Num post nas redes sociais em junho de 2020, o ativista antirracista Mamadou Ba referiu-se ao neonazi, criminoso condenado e cadastrado Mário Machado como “uma das figuras principais do assassinato de Alcindo [Monteiro]”. Com base nisto, Machado decidiu apresentar queixa e o inevitável Juíz Carlos Alexandre (não haverá mais juízes neste país?) decidiu pronunciar Mamadou Ba para julgamento.
Tudo nesta decisão é absurdo e tudo nesta história me envergonha.
Tudo é absurdo porque a afirmação de Mamadou Ba é factualmente verdadeira. Mário Machado integrou o grupo de supremacistas brancos que na noite de 10 de junho de 1995 realizou um jantar nacionalista a que se seguiriam atos de ódio que envolveram agressões a perto de uma dezena de pessoas e culminaram no cobarde assassinato de Alcindo Monteiro. Foi condenado em 1997 a quatro anos e três meses de prisão por envolvimento nestas agressões. E o próprio Mário Machado fez publicações posteriores orgulhando-se desse envolvimento.
Tudo é equívoco, também, porque Mário Machado não tem honra suscetível de ser ofendida nestes termos, conforme disse e bem Isabel Duarte, a advogada de Mamadou Ba, na audição da decisão instrutória. Foi o próprio Mário Machado quem há muito se encarregou de lançar na lama a sua própria honra através de toda uma vida dedicada ao ódio e à criminalidade, com condenações por extorsão, agressão, coação agravada e posse ilegal de arma, entre outros crimes.
O que me envergonha, tanto quanto me preocupa, é assistir à justiça do meu país dar provimento e cobertura às pretensões absurdas e infundadas de um criminoso sem honra, nomeadamente quando o faz através de um juíz que parece julgar-se acima de qualquer escrutínio e que é objeto de adoração por parte de setores da extrema-direita.

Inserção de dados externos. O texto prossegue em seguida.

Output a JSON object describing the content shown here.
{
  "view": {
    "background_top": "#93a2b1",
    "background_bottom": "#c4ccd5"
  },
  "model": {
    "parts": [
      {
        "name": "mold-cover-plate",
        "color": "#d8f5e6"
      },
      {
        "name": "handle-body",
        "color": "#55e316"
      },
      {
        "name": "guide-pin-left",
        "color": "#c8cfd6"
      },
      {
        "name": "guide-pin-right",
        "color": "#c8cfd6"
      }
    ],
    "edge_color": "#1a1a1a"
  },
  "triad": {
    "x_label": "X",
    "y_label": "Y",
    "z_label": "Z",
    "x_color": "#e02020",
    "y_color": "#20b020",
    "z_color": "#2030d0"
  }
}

Confio que a democracia, a liberdade, a decência e o bom senso prevalecerão, e que este processo terminará por absoluta falta de fundamento já na próxima etapa. Mas o facto de se ter permitido que chegasse até aqui mostra bem o quanto a nossa democracia tem de estar vigilante contra aqueles que a ameaçam de diversas formas – incluindo no interior dos próprios órgãos de soberania.